Funding youth services

Linda Jack
Wednesday, December 7, 2011

Having started my youth work career in the halcyon days of the 80s, I certainly have never known anything like the destruction of youth services that is going on now. Youth services have always been an easy target, but it would have been a brave local authority that got rid of the service altogether.  I have always believed that the youth service should be firmly rooted in education, contributing as it does, to the overall education and personal development of young people. And that is one of the reasons I was so delighted that not only did the Liberal Democrats agree to making a statutory youth service part of our "Free to be Young" policy, but that it also featured in our manifesto.

Now, no-one has shouted harder and longer to my party in general, and Nick Clegg in particular, about the impact cuts to youth services will and are having on the life chances of some of our most vulnerable young people. But the reality is that there is less money about, that the government's commitment to "localism" means they are less likely to interfere, that local authorities rarely carry out thorough impact assessments and cost-benefit analyses of their decisions and that young people still rarely have a voice in the decisions that affect their lives.

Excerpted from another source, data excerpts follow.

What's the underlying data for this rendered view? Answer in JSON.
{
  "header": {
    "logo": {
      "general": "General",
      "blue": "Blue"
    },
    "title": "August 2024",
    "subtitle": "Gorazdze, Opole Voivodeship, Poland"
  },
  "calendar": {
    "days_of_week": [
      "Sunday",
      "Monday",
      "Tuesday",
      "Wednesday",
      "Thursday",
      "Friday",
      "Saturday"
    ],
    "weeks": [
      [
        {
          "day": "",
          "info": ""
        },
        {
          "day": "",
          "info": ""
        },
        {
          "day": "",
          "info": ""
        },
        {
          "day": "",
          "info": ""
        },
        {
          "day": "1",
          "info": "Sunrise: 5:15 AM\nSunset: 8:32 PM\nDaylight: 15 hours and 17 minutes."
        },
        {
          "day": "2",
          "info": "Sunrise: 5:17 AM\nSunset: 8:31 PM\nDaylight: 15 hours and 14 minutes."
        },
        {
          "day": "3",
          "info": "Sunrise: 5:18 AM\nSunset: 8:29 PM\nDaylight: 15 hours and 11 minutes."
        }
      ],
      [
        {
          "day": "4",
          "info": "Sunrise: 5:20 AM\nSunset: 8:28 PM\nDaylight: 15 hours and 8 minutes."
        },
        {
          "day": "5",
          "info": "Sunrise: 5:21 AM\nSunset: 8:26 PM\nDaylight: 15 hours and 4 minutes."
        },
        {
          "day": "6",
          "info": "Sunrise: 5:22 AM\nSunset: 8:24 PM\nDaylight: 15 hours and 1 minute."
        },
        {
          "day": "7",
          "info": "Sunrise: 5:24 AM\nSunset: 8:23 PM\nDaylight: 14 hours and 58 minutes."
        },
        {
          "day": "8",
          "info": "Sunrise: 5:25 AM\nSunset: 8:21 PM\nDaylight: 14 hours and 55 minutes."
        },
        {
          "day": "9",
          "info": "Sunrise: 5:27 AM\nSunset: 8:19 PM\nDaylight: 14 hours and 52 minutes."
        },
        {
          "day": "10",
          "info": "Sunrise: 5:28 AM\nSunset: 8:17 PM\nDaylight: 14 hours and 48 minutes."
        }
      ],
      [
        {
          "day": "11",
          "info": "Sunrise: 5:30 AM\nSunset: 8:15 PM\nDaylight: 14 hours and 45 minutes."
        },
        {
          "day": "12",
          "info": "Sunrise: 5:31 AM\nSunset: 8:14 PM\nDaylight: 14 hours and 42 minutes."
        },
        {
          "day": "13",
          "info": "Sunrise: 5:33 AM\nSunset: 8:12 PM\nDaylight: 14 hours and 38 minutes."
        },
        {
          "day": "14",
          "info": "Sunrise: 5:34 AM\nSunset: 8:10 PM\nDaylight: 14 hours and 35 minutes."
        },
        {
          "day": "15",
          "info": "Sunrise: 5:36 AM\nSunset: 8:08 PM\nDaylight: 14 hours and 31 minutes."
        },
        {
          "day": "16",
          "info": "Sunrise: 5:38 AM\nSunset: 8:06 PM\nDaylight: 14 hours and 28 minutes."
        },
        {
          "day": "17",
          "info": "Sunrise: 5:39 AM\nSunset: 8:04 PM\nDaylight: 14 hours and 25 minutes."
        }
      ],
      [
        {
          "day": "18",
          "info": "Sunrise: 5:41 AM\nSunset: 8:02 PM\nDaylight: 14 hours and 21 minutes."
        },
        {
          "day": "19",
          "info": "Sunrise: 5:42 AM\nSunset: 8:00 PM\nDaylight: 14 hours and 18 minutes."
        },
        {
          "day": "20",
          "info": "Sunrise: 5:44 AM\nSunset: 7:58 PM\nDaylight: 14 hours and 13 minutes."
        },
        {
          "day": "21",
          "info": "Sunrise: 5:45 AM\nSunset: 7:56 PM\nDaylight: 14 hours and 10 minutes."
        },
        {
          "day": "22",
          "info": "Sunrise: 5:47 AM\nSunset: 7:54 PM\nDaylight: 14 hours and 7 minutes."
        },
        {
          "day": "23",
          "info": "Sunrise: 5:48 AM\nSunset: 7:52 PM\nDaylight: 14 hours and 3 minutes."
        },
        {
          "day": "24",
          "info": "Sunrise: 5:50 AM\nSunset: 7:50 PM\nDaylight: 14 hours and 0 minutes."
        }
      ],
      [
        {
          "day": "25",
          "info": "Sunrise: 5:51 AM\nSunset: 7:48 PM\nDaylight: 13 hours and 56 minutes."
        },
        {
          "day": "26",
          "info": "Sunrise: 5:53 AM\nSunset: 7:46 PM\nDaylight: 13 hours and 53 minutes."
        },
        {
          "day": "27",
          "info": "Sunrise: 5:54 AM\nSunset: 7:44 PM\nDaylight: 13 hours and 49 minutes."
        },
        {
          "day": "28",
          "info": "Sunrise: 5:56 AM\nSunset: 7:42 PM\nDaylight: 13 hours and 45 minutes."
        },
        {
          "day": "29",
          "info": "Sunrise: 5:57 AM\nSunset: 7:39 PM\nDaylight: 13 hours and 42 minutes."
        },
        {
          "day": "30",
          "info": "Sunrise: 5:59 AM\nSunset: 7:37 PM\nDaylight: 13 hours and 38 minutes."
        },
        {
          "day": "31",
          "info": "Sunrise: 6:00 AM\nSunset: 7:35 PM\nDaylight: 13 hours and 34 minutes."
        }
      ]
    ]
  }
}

In that climate, while continuing to campaign for more national and local funding for services, we can't ignore the need to look further afield for funding. Nat Wei mentioned Community Foundations as a potential source of funding when he spoke at the CHYPS convention recently - and there are others. We must ensure that the "Big Society Bank" does not lose sight of the original intention to use unclaimed assets for youth projects. Local authorities, however they decide to deliver services, must take on a leadership role, to ensure services in the statutory and voluntary sectors are co-ordinated, to ensure that young people are meaningfully involved in shaping services and to ensure we maximise limited resources.

And in the meantime, we all have to take responsibility for ensuring that our local councillors, MPs and government know the impact good youth work has on the lives of young people - an impact that doesn't just help our young people to get the most out of their lives, but also helps to create happier, more cohesive communities.